Waste heat is often created as a byproduct of industrial processes where flowing streams of high-temperature liquids, gases, or fluids must be exhausted into the environment or removed in some way in an effort to maintain the operating temperatures of the industrial process equipment. Some industrial processes utilize heat exchanger devices to capture and recycle waste heat back into the process via other process streams. However, the capturing and recycling of waste heat is generally infeasible by industrial processes that utilize high temperatures or have insufficient mass flow or other unfavorable conditions.
Waste heat can be converted into useful energy by a variety of turbine generator or heat engine systems that employ thermodynamic methods, such as Rankine cycles. Rankine and similar thermodynamic cycles are typically steam-based processes that recover and utilize waste heat to generate steam for driving a turbine, turbo, or other expander connected to an electric generator, a pump, or other device.
An organic Rankine cycle utilizes a lower boiling-point working fluid, instead of water, during a traditional Rankine cycle. Exemplary lower boiling-point working fluids include hydrocarbons, such as light hydrocarbons (e.g., propane or butane) and halogenated hydrocarbon, such as hydrochlorofluorocarbons (HCFCs) or hydrofluorocarbons (HFCs) (e.g., R245fa). More recently, in view of issues such as thermal instability, toxicity, flammability, and production cost of the lower boiling-point working fluids, some thermodynamic cycles have been modified to circulate non-hydrocarbon working fluids, such as ammonia.
Generally, the pressure of the low-pressure side of a Rankine cycle, upstream from the system pump, must be controlled to protect expensive components within the heat engine system, to maintain desired pressures of the high-pressure side, and to maximize efficiencies of the heat engine. If the low-pressure side drops below the saturation point of the working fluid, cavitation can occur, which can damage the pump. On the other hand, the pressure ratio between the low-side and the high-side is directly related to the power generation of the system, with efficiency and power generation being highly sensitive to changes in the low-pressure side, even as compared to the high-pressure side.
Accordingly, it is desirable to maintain control of pressure in the low-pressure side. In the past, systems of vents, pressure containment vessels, and other equipment have been used as mass management systems, with a good degree of success, to maintain desired operation parameters.
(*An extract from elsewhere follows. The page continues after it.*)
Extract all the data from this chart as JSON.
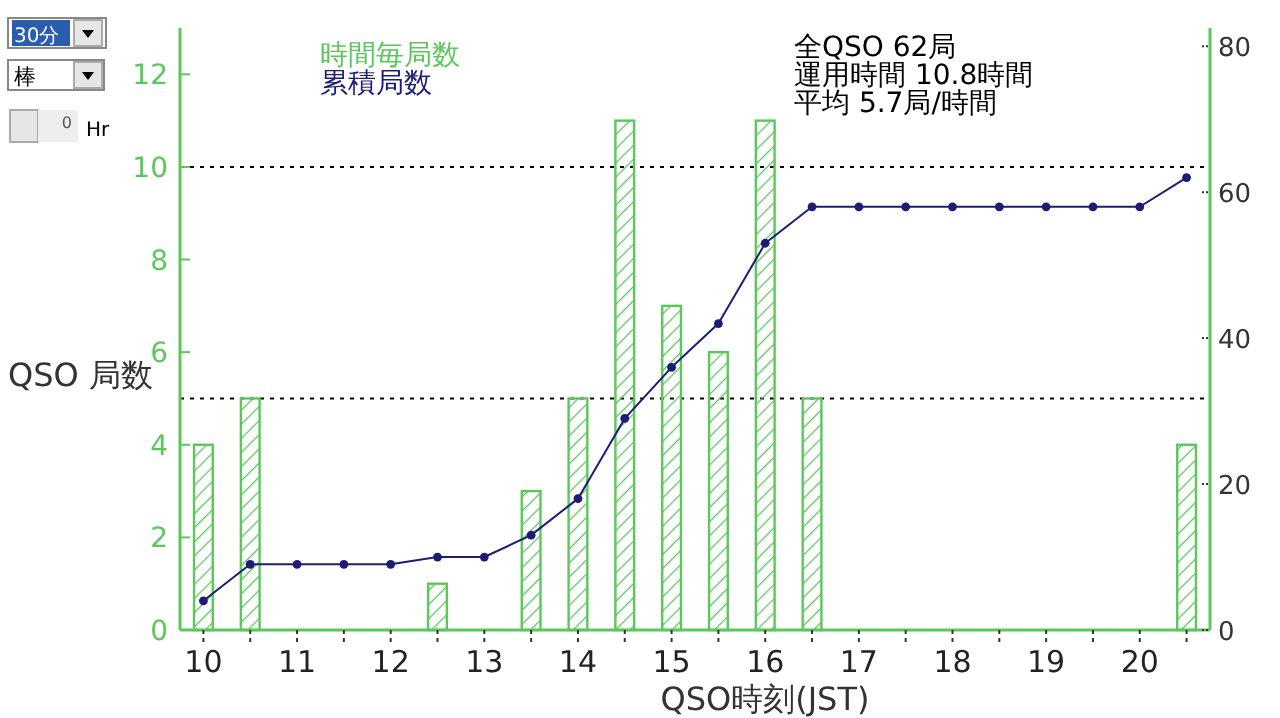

However, these systems often allow pressure to be vented to the system on nearly a constant basis. This represents wasted working fluid, which must be replenished on a periodic basis, thereby increasing operating costs.
Therefore, there is a need for a heat engine system, a mass management system, a method for regulating pressure in the heat engine system, and a method for generating electricity, whereby the systems and methods provide maintaining a fine control of the working fluid inventory within the system to have the desired range of pressure within the system, avoiding large pressure differentials in the low-pressure and high-pressure sides, avoiding ongoing ventilation of the process fluid, and maximizing the efficiency of the heat engine system to generate work or electricity.